The question is whether, should defendant not be produced, a CPL article 440 hearing may properly convene. There is no federal constitutional mandate that a defendant be present at a state court postconviction proceeding to determine whether a criminal conviction should be vacated (e.g. Oken v Warden, MSP, 233 F3d 86 [1st Cir 2000], cert denied sub nom. Oken v Merrill, 532 US 962 [2001]), but there remains a right to a proceeding that is fundamentally fair under constitutional guarantees (Pennsylvania v Finley, 481 US 551, 557 [1987]; cf. People v Richetti, 302 NY 290, 297 [1951] [“(a) ‘hearing’ contemplates the right to be present and to put forth one’s contentions by proof and argument”]). In our view, fundamental fairness is not violated per se by the fact that the defendant is not corporeally present, so long as he is afforded a fair opportunity to “put forth . . . [his] contentions by proof and argument” (id.) via, for example, the advocacy of counsel, defendant’s affidavit and/or recorded deposition. We will not suppose, a priori, that such an arrangement denies defendant a meaningful participation in the proceedings as a matter of law. Rather, the court and parties should make available to defendant all reasonable means to facilitate his participation. According to defendant’s new *88counsel, the federal authority is willing to facilitate live defendant’s testimony at the hearing and consultation with counsel via a telephonic linkage. If it is defendant’s contention that the proceedings, on the facts and circumstances particular to this case, denied him a fundamentally fair proceeding, the remedy is an application for leave to appeal.

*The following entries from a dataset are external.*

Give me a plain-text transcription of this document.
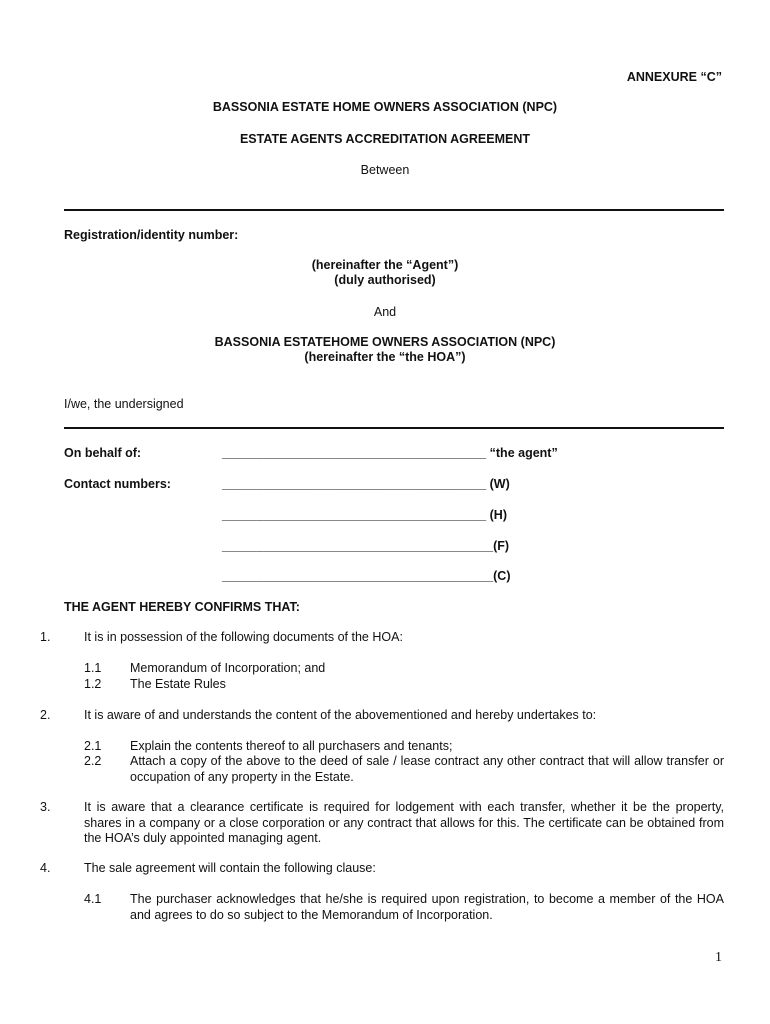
ANNEXURE “C”
BASSONIA ESTATE HOME OWNERS ASSOCIATION (NPC)
ESTATE AGENTS ACCREDITATION AGREEMENT
Between
Registration/identity number:
(hereinafter the “Agent”)
(duly authorised)
And
BASSONIA ESTATEHOME OWNERS ASSOCIATION (NPC)
(hereinafter the “the HOA”)
I/we, the undersigned
On behalf of:	______________________________________ “the agent”
Contact numbers:	______________________________________ (W)
______________________________________ (H)
_______________________________________(F)
_______________________________________(C)
THE AGENT HEREBY CONFIRMS THAT:
1.	It is in possession of the following documents of the HOA:
1.1 Memorandum of Incorporation; and
1.2 The Estate Rules
2.	It is aware of and understands the content of the abovementioned and hereby undertakes to:
2.1 Explain the contents thereof to all purchasers and tenants;
2.2 Attach a copy of the above to the deed of sale / lease contract any other contract that will allow transfer or occupation of any property in the Estate.
3.	It is aware that a clearance certificate is required for lodgement with each transfer, whether it be the property, shares in a company or a close corporation or any contract that allows for this. The certificate can be obtained from the HOA’s duly appointed managing agent.
4.	The sale agreement will contain the following clause:
4.1 The purchaser acknowledges that he/she is required upon registration, to become a member of the HOA and agrees to do so subject to the Memorandum of Incorporation.
1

Accordingly, the order of October 25, 2005, insofar as appealed from, is reversed and, upon reargument, the matter is remanded to the court below for a determination de novo following a hearing in accordance with the decision herein.
The appeal from the order of August 23, 2005 is dismissed as superseded.
Rudolph, EJ., McCabe and Lippman, JJ., concur.